Summoning all the strength she could muster, Yael rose to her feet. Victoria was not a tall woman but nonetheless she held sway over half of the world. It was said that Her Highness never needed to raise her voice.
“Sir,” Yael said quietly. “Bey. May I have your permission to say a few words on behalf of the accused?”
The young man turned his head toward her. He was streaming with perspiration, the back of his patched gown soaked. His eyes looked violently and unnaturally dilated. He was a laborer, his wife had told Yael, working on building sites for a few piastres a day, but was required to pay a tax on each and every one of the palm trees a
t his mother’s small farm, an amount that they did not have and would never have.

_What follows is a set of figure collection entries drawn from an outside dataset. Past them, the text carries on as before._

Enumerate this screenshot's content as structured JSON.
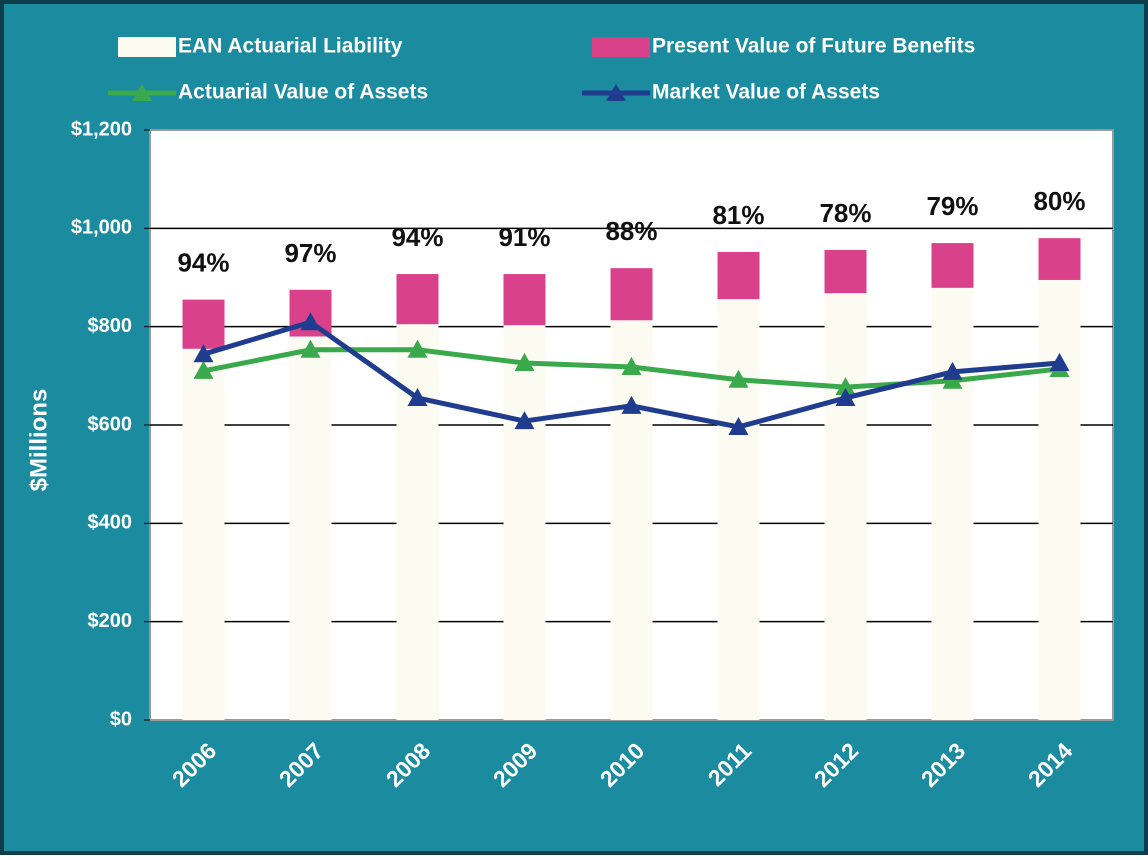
{
  "chart_data": {
    "type": "combo",
    "y_axis_label": "$Millions",
    "categories": [
      "2006",
      "2007",
      "2008",
      "2009",
      "2010",
      "2011",
      "2012",
      "2013",
      "2014"
    ],
    "series": [
      {
        "name": "EAN Actuarial Liability",
        "type": "bar",
        "color": "#fbfbf2",
        "values": [
          755,
          780,
          805,
          803,
          813,
          856,
          868,
          879,
          895
        ]
      },
      {
        "name": "Present Value of Future Benefits",
        "type": "range",
        "color": "#d9418a",
        "values": [
          855,
          875,
          907,
          907,
          919,
          952,
          956,
          970,
          980
        ]
      },
      {
        "name": "Actuarial Value of Assets",
        "type": "line",
        "color": "#3aa94b",
        "values": [
          710,
          753,
          753,
          726,
          718,
          692,
          677,
          690,
          714
        ]
      },
      {
        "name": "Market Value of Assets",
        "type": "line",
        "color": "#1f3c8e",
        "values": [
          744,
          809,
          655,
          608,
          639,
          596,
          655,
          708,
          726
        ]
      }
    ],
    "annotations": [
      "94%",
      "97%",
      "94%",
      "91%",
      "88%",
      "81%",
      "78%",
      "79%",
      "80%"
    ],
    "ylim": [
      0,
      1200
    ],
    "yticks": [
      {
        "value": 0,
        "label": "$0"
      },
      {
        "value": 200,
        "label": "$200"
      },
      {
        "value": 400,
        "label": "$400"
      },
      {
        "value": 600,
        "label": "$600"
      },
      {
        "value": 800,
        "label": "$800"
      },
      {
        "value": 1000,
        "label": "$1,000"
      },
      {
        "value": 1200,
        "label": "$1,200"
      }
    ],
    "grid": true,
    "legend": "top"
  }
}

The judge looked blankly at Yael while his clerk whispered in his ear. After some moments, the bey spoke.
“Permission refused,” he said.
Seconds later, before Yael had time to gather her wits, the young man had been thrust facedown on the floor of the courtroom, his knees bent and feet raised to the ceiling, held in position by a wooden contraption fitted around his ankles. His piteous cries increased as he called on Allah for mercy. Two men, each of whom looked almost as poor as the accused, began with leather whips to thrash the soles of the man’s feet, taking turns to deliver the lashes.
Fearing she might faint at the awful sound of leather whipping through the air, the man’s screams, Yael sat down. He was calling not on his god but on his mother, weeping like a child. Yael made herself watch, observing the contemptuous expressions of the men doing the whipping, the apparent detachment of the bey, now taking a cup of coffee. She had been unable to help the man by preventing the barbarous punishment, she told herself, blinking back tears that were as much of rage as of pity. She would not shirk her Christian duty to bear witness to it.
The man’s feet turned first red then purple then raw, like steak meat. Trickles of red ran down his ankles, the ends of the whips grew crimson, and the cracked floor tiles became smeared with blood mixed into the dust. The cries grew less frequent. At the point where she feared he must die, the man let fall from his mouth a small silver coin. One of the policemen snatched it up, wiped it on his gown, and laid it on the table before the bey.
The man’s eyes were closed, his body motionless. Yael kept her own eyes on him until he was carried from the room like a corpse.
THIRTY-SEVEN
Harriet sat on a folding canvas chair. She had her scarf wrapped around her head, one end of it covering her mouth and nose. The smell in the tomb was not as overpoweringly strong as it had seemed on her first visit but the air was dusty. Working on a sheet of cartridge paper on a drawing board, by the light of a lamp tied to a stick propped against the wall of the tomb, she was copying the painting of the Lady of the Two Lands.